Unit testing. Unit testing (JUnit etc.) is useful both in small-scale and large-scale development. It’s an easy way to ensure your smallest program parts work as expected, and you get repeatable tests that can be run again and again. Making sure your code can be unit-tested also automatically improves the structure of the code – it becomes less monolithic, more de-coupled.
Version control. Using version control (like git or subversion) is a no-brainer, and as far as I can tell pretty much always used in professional software development. Version control systems are used both to keep track of different working versions of the software, and for knowing exactly what code is included in each release.
Version control is also useful on an individual level, for example for the programming assignments at a university course. Any program I spend more than 10 minutes writing, I stick in a local git repository. That way, I can always go back to previous (working) versions of my program.

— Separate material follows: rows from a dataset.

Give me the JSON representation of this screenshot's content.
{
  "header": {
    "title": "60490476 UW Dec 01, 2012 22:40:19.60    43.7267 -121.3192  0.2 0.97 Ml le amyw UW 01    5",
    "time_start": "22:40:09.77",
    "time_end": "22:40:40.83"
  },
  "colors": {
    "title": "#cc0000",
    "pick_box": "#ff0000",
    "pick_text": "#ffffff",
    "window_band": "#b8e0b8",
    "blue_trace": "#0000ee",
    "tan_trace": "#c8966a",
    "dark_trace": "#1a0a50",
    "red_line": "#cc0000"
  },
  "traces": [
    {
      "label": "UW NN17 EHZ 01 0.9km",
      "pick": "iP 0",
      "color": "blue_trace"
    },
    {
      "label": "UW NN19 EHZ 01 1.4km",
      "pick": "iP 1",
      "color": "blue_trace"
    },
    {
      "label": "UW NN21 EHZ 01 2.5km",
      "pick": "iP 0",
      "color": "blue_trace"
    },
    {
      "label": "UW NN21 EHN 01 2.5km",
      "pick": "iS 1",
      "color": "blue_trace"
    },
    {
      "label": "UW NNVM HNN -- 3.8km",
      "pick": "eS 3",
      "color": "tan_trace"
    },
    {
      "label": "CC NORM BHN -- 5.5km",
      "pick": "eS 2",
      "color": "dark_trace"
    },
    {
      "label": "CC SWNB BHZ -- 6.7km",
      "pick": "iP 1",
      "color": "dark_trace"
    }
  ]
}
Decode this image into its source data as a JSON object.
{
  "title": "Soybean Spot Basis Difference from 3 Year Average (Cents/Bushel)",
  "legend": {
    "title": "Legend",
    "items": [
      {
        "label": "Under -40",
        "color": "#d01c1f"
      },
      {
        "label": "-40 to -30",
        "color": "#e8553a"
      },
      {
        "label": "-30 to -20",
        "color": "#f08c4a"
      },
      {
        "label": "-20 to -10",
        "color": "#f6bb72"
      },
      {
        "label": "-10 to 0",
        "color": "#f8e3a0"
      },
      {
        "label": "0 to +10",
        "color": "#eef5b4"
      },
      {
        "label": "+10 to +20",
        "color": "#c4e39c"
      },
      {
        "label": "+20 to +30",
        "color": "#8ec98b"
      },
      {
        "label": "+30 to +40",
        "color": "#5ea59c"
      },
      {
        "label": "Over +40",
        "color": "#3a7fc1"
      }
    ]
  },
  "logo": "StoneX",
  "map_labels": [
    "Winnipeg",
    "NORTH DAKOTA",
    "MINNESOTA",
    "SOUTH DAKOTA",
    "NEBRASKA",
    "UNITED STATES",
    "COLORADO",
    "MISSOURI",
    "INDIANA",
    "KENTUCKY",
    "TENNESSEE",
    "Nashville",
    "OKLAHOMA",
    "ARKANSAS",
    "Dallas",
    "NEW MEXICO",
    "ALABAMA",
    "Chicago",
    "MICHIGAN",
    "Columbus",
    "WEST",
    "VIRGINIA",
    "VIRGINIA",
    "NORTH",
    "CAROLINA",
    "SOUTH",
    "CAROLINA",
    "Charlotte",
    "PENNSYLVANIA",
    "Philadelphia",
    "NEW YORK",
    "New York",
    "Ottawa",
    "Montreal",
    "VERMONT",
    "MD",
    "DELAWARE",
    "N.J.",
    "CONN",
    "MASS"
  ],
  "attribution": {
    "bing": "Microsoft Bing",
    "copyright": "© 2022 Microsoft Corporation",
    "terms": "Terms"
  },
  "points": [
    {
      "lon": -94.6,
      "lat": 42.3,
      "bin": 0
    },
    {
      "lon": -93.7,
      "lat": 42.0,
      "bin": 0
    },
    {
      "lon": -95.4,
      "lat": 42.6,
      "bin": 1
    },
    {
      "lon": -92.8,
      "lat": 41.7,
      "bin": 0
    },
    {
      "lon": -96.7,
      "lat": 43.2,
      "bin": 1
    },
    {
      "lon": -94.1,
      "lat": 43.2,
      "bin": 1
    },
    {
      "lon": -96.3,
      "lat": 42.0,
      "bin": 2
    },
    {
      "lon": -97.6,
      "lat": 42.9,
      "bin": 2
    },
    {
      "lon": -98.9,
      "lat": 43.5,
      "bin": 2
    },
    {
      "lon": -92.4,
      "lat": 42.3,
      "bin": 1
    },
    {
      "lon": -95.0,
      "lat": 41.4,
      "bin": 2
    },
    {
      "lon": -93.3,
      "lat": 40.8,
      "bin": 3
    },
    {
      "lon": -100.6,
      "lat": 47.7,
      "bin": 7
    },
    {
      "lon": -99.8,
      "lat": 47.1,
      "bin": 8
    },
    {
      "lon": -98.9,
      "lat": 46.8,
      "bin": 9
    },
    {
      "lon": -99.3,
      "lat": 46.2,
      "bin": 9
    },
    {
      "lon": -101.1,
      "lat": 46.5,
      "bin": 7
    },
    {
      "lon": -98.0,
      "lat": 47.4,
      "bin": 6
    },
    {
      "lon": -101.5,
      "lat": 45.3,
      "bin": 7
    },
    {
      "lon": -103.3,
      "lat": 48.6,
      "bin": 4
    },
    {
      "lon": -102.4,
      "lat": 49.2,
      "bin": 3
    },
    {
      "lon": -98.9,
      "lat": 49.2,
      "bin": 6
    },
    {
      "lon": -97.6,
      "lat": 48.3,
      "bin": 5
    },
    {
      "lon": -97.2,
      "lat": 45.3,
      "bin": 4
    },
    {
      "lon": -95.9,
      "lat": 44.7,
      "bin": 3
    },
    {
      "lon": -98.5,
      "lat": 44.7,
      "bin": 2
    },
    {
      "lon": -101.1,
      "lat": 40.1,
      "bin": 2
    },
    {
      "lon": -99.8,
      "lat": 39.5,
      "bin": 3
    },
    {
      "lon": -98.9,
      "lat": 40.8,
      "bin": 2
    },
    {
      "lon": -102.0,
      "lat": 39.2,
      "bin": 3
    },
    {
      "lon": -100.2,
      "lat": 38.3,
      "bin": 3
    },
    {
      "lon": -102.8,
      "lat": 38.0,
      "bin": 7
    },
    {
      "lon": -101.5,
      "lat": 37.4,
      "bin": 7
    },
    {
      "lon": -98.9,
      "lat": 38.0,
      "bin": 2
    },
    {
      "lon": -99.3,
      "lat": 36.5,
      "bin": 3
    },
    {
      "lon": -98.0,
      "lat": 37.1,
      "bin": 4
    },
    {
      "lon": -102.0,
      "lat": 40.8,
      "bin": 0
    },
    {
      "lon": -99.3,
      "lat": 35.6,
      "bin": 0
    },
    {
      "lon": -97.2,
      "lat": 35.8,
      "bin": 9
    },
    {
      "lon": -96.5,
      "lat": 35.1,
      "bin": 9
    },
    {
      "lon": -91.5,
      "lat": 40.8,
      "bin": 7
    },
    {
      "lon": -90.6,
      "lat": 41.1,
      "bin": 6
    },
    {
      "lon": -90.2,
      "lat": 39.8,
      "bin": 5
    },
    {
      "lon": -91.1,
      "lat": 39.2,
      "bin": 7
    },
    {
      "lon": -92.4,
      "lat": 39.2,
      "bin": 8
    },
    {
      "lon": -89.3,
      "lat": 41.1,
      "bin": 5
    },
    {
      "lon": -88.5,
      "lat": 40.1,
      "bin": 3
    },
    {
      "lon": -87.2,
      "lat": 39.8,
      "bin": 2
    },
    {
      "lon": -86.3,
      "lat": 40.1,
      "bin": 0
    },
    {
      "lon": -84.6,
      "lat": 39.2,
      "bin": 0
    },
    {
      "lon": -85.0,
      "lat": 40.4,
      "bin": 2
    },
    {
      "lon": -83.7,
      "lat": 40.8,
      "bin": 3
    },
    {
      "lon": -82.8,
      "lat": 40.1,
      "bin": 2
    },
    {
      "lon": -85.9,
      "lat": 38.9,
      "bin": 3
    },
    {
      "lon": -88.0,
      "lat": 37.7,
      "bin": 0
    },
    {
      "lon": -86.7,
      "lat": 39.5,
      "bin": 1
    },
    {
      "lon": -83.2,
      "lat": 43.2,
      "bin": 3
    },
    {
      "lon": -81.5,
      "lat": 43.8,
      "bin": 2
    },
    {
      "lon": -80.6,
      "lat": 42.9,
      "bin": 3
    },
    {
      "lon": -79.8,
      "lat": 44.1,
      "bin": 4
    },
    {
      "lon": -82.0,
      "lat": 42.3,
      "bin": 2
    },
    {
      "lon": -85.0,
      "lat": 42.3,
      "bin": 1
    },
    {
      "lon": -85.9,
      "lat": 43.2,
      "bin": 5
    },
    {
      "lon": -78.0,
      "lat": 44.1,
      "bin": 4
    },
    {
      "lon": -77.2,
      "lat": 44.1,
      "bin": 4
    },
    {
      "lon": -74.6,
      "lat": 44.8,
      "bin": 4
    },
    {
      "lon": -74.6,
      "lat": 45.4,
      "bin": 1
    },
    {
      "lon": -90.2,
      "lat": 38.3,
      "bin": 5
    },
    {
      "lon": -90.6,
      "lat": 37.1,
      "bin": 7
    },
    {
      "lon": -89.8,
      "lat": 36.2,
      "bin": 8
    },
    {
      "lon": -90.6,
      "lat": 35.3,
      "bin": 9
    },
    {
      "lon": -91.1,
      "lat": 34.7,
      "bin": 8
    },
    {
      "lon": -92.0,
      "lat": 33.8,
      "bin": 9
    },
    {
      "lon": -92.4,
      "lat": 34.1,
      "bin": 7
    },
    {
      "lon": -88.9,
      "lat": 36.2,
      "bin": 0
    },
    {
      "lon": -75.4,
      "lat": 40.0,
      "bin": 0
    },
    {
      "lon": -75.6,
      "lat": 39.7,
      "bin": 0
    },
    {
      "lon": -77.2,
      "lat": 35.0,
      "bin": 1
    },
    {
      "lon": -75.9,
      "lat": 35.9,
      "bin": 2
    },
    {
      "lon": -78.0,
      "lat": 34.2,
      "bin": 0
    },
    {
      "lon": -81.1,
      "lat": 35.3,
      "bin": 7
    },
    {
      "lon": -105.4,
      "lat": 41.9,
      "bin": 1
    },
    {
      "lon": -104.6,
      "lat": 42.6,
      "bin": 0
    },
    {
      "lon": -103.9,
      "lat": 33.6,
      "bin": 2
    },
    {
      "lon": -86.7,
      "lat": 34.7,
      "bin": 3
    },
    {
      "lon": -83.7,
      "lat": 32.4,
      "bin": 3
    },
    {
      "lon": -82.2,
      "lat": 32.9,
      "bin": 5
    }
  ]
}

Write for people first, computer second. The code you write will be read many times in the future (by you, or another developer). The computer doesn’t care how the code is written, so make it as easy as possible to understand for the next person that has to read it. A corollary to this is: don’t be too clever. It’s better to be clear than to be clever. The following quote puts it another way:
“It’s OK to figure out murder mysteries, but you shouldn’t need to figure out code. You should be able to read it.” – Steve McConnell
Plan for failure – logging and error handling.What do you do when the program doesn’t work as expected? You need some way of seeing what is going on. Usually this is in the form of tracing or logging. This will inevitably happen, so you might as well build in support for tracing and logging from the start (and make it possible to activate and deactivate while the program is running). It’s a similar story with error handling; put in place a unified way of handling errors in the program, because errors will happen.
Issue tracking. For any real system, it is necessary to have a way to keep track of bug reports – e-mails don’t cut it. At work we use Jira, but there are many products with similar capabilities. Often, the same system is also used to keep track of new features to be implemented.